The National Post’s Natalie Alcoba:

It was late afternoon when news broke of an incident at City Hall that led Mayor Rob Ford’s outgoing chief of staff, Nick Kouvalis, to ask security to escort the mayor’s long time staffer Andrew Pask out of the building.

Before the workday was up, Mr. Kouvalis and Councillor Doug Ford, the mayor’s brother, marched down to the Press Gallery to “clarify” what happened on Jan. 21, insisting there is no discord in the Mayor’s office, while simultaneously declaring that a new plan for subways is almost finalized.

via Ford’s office holds meeting to ‘clarify’ incident with Nick Kouvalis | Posted Toronto | National Post.

Okay. So Nick Kouvalis, the mayor’s chief of staff and the guy who essentially got Rob Ford elected, is a total jerk, right? And I say that not in a disparaging way because I don’t think he aspires to be anything but a jerk. It’s a label that fits him. In any case, we learned a few weeks back (on a Friday afternoon) that Kouvalis would be stepping down from his role.
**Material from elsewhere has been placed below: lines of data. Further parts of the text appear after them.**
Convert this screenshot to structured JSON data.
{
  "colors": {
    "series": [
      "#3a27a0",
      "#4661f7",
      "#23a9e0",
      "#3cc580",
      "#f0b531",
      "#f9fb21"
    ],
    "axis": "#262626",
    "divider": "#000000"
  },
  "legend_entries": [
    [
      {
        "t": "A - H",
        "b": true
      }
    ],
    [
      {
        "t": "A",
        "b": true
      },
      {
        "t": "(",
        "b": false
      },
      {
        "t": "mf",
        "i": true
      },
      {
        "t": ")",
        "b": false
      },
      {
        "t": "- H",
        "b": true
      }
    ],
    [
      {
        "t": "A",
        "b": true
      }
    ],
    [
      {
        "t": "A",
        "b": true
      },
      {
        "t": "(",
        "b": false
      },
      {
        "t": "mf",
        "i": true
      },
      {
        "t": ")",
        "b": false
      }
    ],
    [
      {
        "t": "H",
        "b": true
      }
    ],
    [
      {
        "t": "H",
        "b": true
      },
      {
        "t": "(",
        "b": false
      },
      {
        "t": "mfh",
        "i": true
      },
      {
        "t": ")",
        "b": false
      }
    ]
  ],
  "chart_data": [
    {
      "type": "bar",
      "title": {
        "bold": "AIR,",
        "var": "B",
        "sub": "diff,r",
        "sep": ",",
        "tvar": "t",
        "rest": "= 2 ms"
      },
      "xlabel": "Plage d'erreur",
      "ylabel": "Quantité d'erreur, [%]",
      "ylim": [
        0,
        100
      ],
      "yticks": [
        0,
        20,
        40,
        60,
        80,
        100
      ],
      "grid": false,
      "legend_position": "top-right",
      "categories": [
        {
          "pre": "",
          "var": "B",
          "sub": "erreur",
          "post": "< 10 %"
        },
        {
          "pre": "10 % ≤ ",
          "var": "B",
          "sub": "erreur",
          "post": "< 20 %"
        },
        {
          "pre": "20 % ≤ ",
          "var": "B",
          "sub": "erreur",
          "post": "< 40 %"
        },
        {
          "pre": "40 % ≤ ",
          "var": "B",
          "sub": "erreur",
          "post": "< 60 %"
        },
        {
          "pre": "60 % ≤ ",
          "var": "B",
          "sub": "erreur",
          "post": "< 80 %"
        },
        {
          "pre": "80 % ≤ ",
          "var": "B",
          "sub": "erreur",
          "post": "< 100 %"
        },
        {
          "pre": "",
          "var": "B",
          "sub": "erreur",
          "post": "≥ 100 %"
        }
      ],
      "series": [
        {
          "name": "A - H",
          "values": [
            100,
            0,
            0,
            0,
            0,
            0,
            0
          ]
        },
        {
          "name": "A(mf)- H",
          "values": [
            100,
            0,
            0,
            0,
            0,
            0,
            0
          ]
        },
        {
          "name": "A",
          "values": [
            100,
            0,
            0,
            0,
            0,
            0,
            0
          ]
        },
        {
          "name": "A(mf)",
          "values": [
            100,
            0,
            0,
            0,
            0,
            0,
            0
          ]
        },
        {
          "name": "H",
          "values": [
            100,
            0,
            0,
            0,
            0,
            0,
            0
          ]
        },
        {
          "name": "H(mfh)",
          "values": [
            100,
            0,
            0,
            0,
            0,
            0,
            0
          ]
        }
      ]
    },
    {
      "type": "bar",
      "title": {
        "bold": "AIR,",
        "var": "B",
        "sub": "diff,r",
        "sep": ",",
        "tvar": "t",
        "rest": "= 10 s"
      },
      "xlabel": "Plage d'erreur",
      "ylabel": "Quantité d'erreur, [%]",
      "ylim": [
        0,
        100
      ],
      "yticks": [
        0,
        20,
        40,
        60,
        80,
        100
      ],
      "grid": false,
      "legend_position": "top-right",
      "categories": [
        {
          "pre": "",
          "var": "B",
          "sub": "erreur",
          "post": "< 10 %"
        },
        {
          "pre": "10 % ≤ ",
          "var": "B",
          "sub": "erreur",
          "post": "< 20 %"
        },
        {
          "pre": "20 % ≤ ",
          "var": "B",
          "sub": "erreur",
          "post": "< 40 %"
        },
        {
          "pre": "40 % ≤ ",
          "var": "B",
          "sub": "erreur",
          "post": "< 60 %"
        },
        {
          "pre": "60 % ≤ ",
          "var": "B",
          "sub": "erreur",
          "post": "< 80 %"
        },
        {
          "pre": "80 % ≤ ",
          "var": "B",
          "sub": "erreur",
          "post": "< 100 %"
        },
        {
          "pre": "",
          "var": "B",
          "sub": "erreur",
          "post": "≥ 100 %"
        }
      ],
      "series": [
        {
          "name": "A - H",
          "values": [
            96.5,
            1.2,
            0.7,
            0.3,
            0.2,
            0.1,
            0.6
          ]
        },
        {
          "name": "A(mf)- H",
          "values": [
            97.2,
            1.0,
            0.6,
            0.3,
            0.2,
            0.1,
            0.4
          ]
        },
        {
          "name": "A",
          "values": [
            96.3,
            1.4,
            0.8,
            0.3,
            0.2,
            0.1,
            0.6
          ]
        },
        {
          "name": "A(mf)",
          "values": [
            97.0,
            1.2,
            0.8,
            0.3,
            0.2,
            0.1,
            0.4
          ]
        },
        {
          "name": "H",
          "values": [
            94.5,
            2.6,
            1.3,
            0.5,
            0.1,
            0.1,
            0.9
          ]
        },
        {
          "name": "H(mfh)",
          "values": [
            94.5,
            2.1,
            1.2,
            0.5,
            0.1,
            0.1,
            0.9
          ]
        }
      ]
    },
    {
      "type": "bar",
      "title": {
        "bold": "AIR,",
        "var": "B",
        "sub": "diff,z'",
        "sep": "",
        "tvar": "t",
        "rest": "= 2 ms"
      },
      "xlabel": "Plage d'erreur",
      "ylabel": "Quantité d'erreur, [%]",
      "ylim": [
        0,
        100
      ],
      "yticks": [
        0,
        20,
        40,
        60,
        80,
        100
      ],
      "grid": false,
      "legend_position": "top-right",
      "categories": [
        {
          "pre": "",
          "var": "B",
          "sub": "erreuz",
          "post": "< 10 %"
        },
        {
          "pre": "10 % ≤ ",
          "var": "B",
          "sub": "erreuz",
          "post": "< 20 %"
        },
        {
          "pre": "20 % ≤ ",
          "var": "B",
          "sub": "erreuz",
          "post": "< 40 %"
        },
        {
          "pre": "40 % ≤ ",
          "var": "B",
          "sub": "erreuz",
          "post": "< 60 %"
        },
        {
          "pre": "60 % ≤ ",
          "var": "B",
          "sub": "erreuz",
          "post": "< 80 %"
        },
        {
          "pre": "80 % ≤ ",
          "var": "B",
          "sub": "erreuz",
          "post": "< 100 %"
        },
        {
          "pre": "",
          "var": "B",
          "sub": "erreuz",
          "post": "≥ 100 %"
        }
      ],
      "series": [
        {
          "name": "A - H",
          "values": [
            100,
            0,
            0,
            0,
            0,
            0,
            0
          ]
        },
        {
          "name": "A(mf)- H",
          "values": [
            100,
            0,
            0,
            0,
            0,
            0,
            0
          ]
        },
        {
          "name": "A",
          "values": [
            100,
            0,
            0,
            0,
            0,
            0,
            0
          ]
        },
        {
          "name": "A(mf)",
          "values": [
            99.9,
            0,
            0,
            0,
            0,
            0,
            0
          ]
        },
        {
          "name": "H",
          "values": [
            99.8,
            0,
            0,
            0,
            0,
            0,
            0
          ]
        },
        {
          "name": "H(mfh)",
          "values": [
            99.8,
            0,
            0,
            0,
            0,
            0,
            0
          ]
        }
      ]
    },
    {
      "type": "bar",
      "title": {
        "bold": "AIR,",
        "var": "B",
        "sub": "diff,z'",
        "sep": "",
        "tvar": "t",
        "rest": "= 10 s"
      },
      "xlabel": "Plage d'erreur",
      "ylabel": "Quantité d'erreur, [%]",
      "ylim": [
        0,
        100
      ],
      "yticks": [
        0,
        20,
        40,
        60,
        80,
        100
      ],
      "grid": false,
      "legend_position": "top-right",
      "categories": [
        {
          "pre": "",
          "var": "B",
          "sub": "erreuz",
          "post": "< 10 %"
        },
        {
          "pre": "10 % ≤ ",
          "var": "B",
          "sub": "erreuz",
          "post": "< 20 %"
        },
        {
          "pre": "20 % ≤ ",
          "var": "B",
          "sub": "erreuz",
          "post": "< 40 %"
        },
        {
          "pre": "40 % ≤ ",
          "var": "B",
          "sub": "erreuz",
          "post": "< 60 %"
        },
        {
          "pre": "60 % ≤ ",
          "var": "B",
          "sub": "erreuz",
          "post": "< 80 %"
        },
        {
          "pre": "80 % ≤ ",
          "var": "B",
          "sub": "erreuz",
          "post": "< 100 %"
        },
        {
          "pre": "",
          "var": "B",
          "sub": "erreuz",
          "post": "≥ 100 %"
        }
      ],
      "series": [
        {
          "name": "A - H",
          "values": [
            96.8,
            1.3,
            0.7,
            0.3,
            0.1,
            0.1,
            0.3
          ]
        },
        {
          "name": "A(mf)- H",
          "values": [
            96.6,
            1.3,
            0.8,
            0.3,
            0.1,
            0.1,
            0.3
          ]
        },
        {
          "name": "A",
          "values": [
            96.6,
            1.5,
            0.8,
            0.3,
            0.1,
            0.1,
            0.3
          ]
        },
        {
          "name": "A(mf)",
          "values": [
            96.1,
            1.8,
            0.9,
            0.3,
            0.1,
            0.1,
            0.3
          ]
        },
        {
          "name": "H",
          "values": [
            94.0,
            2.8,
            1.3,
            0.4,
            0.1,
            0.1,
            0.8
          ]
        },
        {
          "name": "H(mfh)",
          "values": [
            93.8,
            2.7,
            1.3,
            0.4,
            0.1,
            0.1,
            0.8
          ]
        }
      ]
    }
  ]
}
According to others in the mayor’s office, this was both something that was and was not planned for some time.

So a footnote of Kouvalis’ leaving was that another guy, Andrew Pask, was also leaving. This didn’t really receive a lot of attention because Kouvalis was the bigger story.

But today news broke that Kouvalis actually called security and had them escort Pask out of the building after an altercation at a meeting. Keep in mind that Kouvalis is a man who was accused of uttering death threats against Essex MP Jeff Watson and once pushed a Ford supporter out of the way because the mayor wnated a Diet Coke. When news of this so-called “blow-up” was leaked, with the suggestion that it led to Kouvalis’ leaving, Doug Ford and Kouvalis himself called a press scrum to clarify things.

And clarify they did. Toronto Star blog The Goods has the audio of the conference, and it’s well-worth listening to. (Little moments, like the attempt to get everyone to go off-the-record in the middle of the scrum, and that the apparently semi-serious question as to where Sue-Ann Levy would be running for office, are great.)

Some choice quotes:

  • Doug Ford confirms the mayor’s approach to accountability by saying that it is “no one’s business what happens…in the Mayor’s office.”
  • Kouvalis makes the claim that this administration has done “done more than Miller did in seven years in a month-and-a-half.” Which seems to suggest that the last seven years amounted to less than the elimination of a sixty-dollar-per-year user fee, a bunch of bus route cuts and a single year tax freeze.
  • Doug Ford says, of Kouvalis, “Public record, he’s going to privatize garbage.” I really think he expects people to break into spontaneous applause every time he says this.
  • Kouvalis says that he would already be gone if not for the transit deal. In a curious turn-of-phrase, he says, “Transit City is alive and well and it’s going to be buried underground.” He may have just misspoken and meant to use the Ford-branded “Transportation City.”

In conclusion? Who the hell knows. But even diehard Ford supporters have to be feeling like maybe this isn’t the greatest example of efficient, well-run and customer service-oriented government.


27
Jan 11

Levy: Privatizing garbage will let us throw more stuff away

I know Sue-Ann Levy is too easy a target and I really should just lay off, but I will not be deterred. Here she is on privatizing garbage collection:

A few hours later, on the flight back to T.O., my seatmates happened to mention that in Florida the garbage workers take everything — and twice weekly at that — while in Toronto, one virtually has to gift-wrap the garbage before it gets picked up.

I couldn’t have said it better.

via Gift-wrapped garbage has to end | Sue-Ann Levy | Columnists | Comment | Toronto Sun.

Of all the reasons to look at privatizing garbage, so we can throw more stuff away has to be the worst I’ve heard.

We should be honest about why the mayor has a mandate to privatize waste collection: it’s to punish the union after the protracted strike two years ago. This isn’t necessarily bad reasoning — I lean toward supporting the move — but don’t pretend it has anything to do with day-to-day customer service, the city’s finances or your ability to throw out bags upon bags of trash and have them picked up twice a week.